1. Field of the Invention
The invention relates to time-shared bus computer architecture having bus Users with private cache storage, particularly with respect to bus access by Users during cache consistency procedures.
2. Description of the Prior Art
Present day digital computers often utilize a time-shared bus architecture including plural bus Users with one or more Users having a private cache. This architecture typically includes an I/O module User, one or more processor Users and a main memory User. An arbiter on the bus traditionally arbitrates the bus requests from the Users and the bus grants thereto. In operation, a User with a cache copies words from main memory into its cache and performs processes using the words in cache. For example, a processor User may copy program instructions and data from main memory to its cache and, thereafter, execute the program task from cache. As is appreciated, cache is used in this manner to enhance performance. The processor User with the cache avoids going back and forth on the bus to main memory for each instruction.
While a first User is performing processes with its cache, a second User may write to main memory in the locations copied by the first User into its private cache, rendering the cached words from the overwritten locations invalid. In order to maintain cache consistency, the first User monitors the bus and when a write to memory is detected from the second User, the first User executes a cache cycle to determine if it has data from the write-addressed main memory location. If so, the first User invalidates its cache so that the invalid data is not subsequently used. Typically, the execution time of a cache cycle occupies a significant number of bus cycles. Thus, while a cache cycle is executing, the second User, or a third User, can put another request on the bus to do another memory write while the first User is occupied with the original memory write.

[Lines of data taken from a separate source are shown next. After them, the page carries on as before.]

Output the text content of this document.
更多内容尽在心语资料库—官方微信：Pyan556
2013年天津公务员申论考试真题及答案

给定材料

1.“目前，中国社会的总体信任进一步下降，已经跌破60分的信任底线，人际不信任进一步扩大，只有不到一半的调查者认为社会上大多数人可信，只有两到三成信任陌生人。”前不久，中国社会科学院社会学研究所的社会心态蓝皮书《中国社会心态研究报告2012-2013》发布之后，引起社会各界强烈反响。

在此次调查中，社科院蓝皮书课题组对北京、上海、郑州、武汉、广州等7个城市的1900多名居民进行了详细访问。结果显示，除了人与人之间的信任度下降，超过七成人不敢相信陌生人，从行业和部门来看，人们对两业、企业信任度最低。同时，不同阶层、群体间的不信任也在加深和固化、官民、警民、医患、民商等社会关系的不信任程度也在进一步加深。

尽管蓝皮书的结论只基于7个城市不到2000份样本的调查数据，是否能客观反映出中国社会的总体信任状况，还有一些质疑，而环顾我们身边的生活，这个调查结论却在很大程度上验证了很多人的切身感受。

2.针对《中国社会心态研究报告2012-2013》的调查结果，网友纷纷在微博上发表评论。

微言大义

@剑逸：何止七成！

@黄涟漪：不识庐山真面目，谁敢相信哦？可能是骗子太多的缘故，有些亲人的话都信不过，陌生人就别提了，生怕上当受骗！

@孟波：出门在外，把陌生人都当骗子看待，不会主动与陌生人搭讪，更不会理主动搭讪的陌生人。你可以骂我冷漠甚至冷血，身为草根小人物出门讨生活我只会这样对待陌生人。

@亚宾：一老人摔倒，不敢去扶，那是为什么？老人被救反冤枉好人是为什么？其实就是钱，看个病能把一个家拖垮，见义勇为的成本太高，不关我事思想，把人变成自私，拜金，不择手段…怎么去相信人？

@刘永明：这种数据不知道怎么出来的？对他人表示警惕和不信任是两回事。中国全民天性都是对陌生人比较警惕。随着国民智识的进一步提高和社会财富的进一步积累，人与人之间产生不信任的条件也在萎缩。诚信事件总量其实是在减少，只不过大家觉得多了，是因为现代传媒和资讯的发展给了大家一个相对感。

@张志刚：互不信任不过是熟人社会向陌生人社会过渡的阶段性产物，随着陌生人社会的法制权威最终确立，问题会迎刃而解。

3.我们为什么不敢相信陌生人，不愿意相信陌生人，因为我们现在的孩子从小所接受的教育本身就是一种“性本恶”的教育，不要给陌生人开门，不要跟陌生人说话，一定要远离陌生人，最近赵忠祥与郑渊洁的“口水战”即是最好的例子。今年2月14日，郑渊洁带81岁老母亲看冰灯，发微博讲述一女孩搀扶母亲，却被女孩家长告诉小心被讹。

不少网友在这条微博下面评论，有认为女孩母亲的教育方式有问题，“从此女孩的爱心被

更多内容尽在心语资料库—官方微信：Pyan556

In a particular design initially tried by the present inventors in the development of a computer system utilizing the above described architecture, the first User put a RETRY signal on the bus advising the second/third User to retry its memory write request at a later time and the second/third User included a Retry mechanism that retried the bus request at a fixed time interval after receiving the RETRY signal. Additionally, the User Retry mechanism included logic to establish a limit on the number of sequential retries that could be attempted before a decision was made that a malfunction had occurred. When such a malfunction was detected, the process was aborted and an error message generated.

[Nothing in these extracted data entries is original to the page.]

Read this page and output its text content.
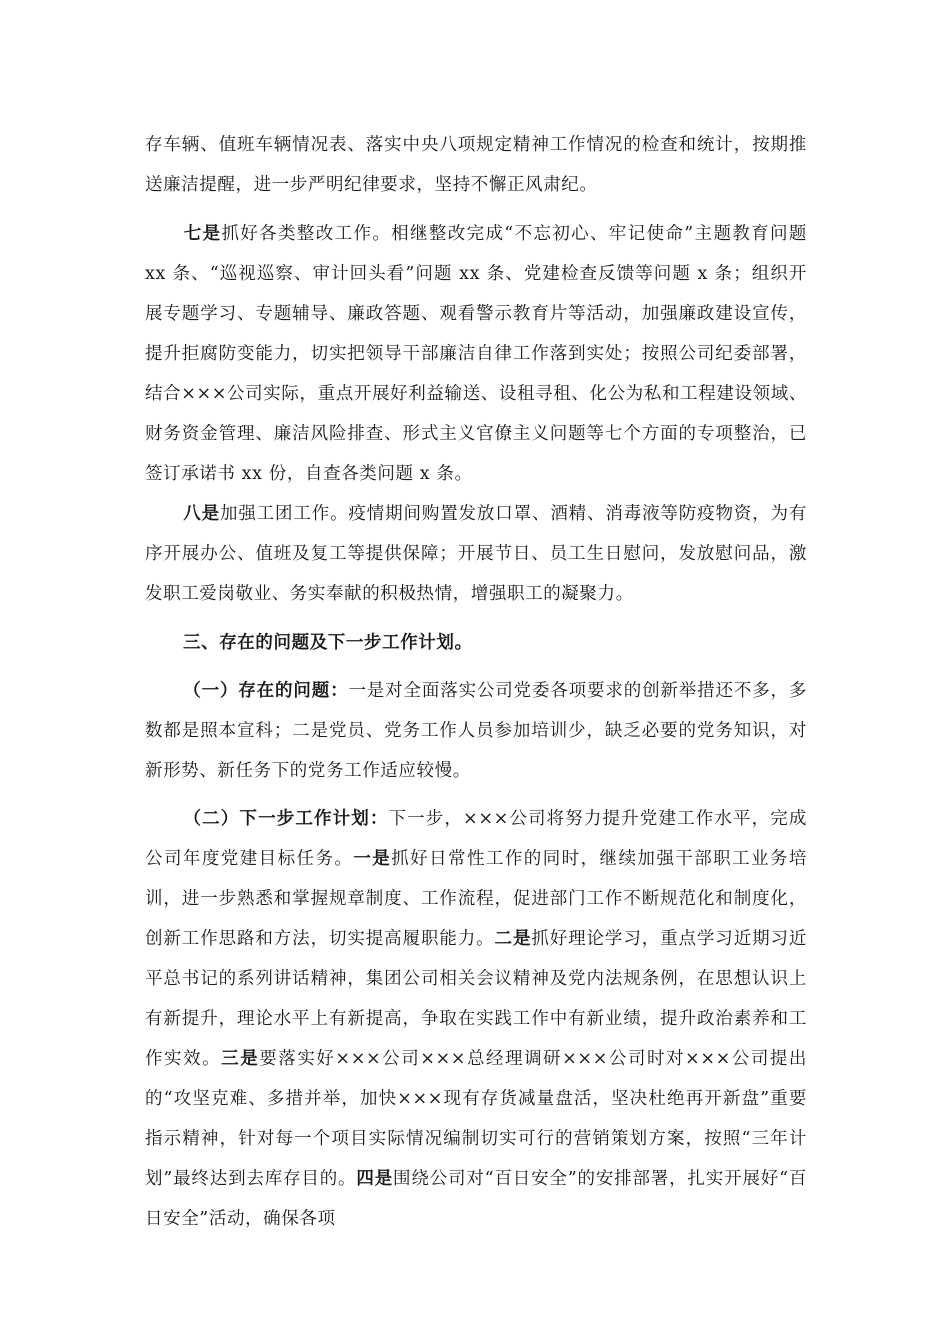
存车辆、值班车辆情况表、落实中央八项规定精神工作情况的检查和统计，按期推送廉洁提醒，进一步严明纪律要求，坚持不懈正风肃纪。

七是抓好各类整改工作。相继整改完成“不忘初心、牢记使命”主题教育问题 xx 条、“巡视巡察、审计回头看”问题 xx 条、党建检查反馈等问题 x 条；组织开展专题学习、专题辅导、廉政答题、观看警示教育片等活动，加强廉政建设宣传，提升拒腐防变能力，切实把领导干部廉洁自律工作落到实处；按照公司纪委部署，结合×××公司实际，重点开展好利益输送、设租寻租、化公为私和工程建设领域、财务资金管理、廉洁风险排查、形式主义官僚主义问题等七个方面的专项整治，已签订承诺书 xx 份，自查各类问题 x 条。

八是加强工团工作。疫情期间购置发放口罩、酒精、消毒液等防疫物资，为有序开展办公、值班及复工等提供保障；开展节日、员工生日慰问，发放慰问品，激发职工爱岗敬业、务实奉献的积极热情，增强职工的凝聚力。

三、存在的问题及下一步工作计划。

（一）存在的问题：一是对全面落实公司党委各项要求的创新举措还不多，多数都是照本宣科；二是党员、党务工作人员参加培训少，缺乏必要的党务知识，对新形势、新任务下的党务工作适应较慢。

（二）下一步工作计划：下一步，×××公司将努力提升党建工作水平，完成公司年度党建目标任务。一是抓好日常性工作的同时，继续加强干部职工业务培训，进一步熟悉和掌握规章制度、工作流程，促进部门工作不断规范化和制度化，创新工作思路和方法，切实提高履职能力。二是抓好理论学习，重点学习近期习近平总书记的系列讲话精神，集团公司相关会议精神及党内法规条例，在思想认识上有新提升，理论水平上有新提高，争取在实践工作中有新业绩，提升政治素养和工作实效。三是要落实好×××公司×××总经理调研×××公司时对×××公司提出的“攻坚克难、多措并举，加快×××现有存货减量盘活，坚决杜绝再开新盘”重要指示精神，针对每一个项目实际情况编制切实可行的营销策划方案，按照“三年计划”最终达到去库存目的。四是围绕公司对“百日安全”的安排部署，扎实开展好“百日安全”活动，确保各项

The present inventors discovered that, although a User may indicate a Retry-Limit-Exceeded error condition, the condition was not caused by a malfunction. Instead, a rarely occurring synchronism between repetitive WRITES TO MEMORY by a first bus User, the concomitant cache cycles of a second bus User and the Retry mechanism in a third bus User, resulted in the apparent "failure" of the third bus User. The third bus User was forced to retry its bus operation beyond its Retry Limit. This failure mechanism, herein denoted as bus lockout, will be described later in greater detail.
The occurrence of bus lockout may be exacerbated since the sending of the RETRY signal is repeated when numerous bus Users attempt WRITES TO MEMORY via the bus during a cache cycle. Furthermore, each of numerous bus Users can have a cache, thus causing numerous RETRY signals to be sent.
In the non-analogous technology of Local Area Networks (LAN), communication users on the LAN retry transmissions using a randomly selected Retry wait interval. Such a system is described in U.S. Pat. No. 4,410,889, issued Oct. 18, 1983. It is appreciated that the random Retry wait interval is unsuitable for use in the computer architecture described above. A randomly selected Retry wait interval can be unacceptably long, seriously degrading the performance of the User.